The former mayor of Cumberland, Fred Bates, has passed away.
Bates was the mayor of the village for three terms ending in 2011, and previously served as councillor for the municipality for two terms.
He also served as a director on the Comox Valley Airport Commission, and as president of the Courtenay and District Fish and Game Protective Association.
His passing was announced in a Facebook post by his daughter Tracy Lavoie who said: “He was in a league of his own in every aspect and will be deeply missed by many.”
Former Comox mayor Paul Ives – who worked with Bates – said he was “a very kind, thoughtful and principled gentleman throughout.”

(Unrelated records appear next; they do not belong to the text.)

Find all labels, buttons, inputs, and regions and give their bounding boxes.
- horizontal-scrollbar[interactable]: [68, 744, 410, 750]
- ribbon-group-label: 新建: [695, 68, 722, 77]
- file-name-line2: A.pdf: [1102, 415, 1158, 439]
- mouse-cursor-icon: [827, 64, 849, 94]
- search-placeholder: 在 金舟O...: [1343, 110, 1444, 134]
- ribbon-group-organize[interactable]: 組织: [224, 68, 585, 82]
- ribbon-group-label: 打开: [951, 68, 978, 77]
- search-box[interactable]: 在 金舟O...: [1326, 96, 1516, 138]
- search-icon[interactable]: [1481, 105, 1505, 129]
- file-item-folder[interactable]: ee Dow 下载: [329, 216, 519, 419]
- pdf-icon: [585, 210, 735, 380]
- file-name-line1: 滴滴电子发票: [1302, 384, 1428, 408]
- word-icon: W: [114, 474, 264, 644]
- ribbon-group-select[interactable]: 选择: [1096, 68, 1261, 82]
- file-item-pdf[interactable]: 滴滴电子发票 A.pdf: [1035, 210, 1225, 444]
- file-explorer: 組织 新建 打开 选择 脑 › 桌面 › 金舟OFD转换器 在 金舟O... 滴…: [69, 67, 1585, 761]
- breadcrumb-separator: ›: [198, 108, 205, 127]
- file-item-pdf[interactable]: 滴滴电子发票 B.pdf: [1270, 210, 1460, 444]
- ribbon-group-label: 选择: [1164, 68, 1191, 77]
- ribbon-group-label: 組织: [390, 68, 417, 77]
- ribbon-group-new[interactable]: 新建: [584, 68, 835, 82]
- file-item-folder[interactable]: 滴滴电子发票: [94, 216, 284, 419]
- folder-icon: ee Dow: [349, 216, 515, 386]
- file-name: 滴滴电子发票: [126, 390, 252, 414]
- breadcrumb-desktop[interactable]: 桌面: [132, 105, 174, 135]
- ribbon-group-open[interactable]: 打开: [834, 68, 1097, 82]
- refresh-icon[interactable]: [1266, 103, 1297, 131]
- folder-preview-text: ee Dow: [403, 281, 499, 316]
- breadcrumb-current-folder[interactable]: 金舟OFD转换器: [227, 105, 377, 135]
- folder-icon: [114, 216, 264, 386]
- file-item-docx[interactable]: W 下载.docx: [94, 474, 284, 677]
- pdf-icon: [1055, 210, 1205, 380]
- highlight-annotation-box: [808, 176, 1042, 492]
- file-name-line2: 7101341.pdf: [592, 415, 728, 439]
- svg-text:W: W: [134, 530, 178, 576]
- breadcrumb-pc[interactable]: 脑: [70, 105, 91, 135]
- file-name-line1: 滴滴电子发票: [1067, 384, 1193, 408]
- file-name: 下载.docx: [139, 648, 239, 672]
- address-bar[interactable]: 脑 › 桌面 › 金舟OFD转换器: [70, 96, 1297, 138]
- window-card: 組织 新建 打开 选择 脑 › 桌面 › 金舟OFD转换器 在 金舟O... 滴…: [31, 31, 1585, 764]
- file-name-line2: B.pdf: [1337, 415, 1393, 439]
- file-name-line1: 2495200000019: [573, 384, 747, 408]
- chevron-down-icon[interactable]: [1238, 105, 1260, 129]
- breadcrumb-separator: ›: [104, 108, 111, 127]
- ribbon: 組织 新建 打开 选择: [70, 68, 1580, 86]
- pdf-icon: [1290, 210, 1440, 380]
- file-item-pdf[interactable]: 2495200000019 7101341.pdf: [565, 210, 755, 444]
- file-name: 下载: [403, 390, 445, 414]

He added he enjoyed working with him and former Courtenay mayor Greg Phelps in their roles as mayors in the Valley from 2008 to 2011, particularly in work around developing the Regional Growth Strategy.
As one of the vice-presidents of the Fish and Game Club, Gail Eggiman worked closely with Bates for the last two years of his tenure as president.
“Fred was a great listener and receptive to opinions of others,” Eggiman said. “He was always ready to ‘meet for a cup of coffee and chat’.”
She said his goal was to enhance the club’s footprint by way of conservation projects, and through outdoor education and recreational sports. He had a vision of working with schools and colleges to create more involvement with youth. This year, the association worked with School District 71 to involve students in archery and fishing.
Bates was also the chair of the regional district and the regional hospital district. He received the Queen’s Diamond Jubilee medal in 2012 for his work in local government, and for promoting stronger economic relations with central Vancouver Island and China.
Born in Cumberland in 1944, Bates left his hometown in 1969 to pursue a career in emergency medical services before returning in the early ’90s. He worked as a first aid attendant at logging camps, then became an ambulance attendant in Vancouver before going into management with the ambulance service.
He was inducted into the St. John’s Order of Canada in 1991, the same year he returned to Cumberland and became involved in local politics.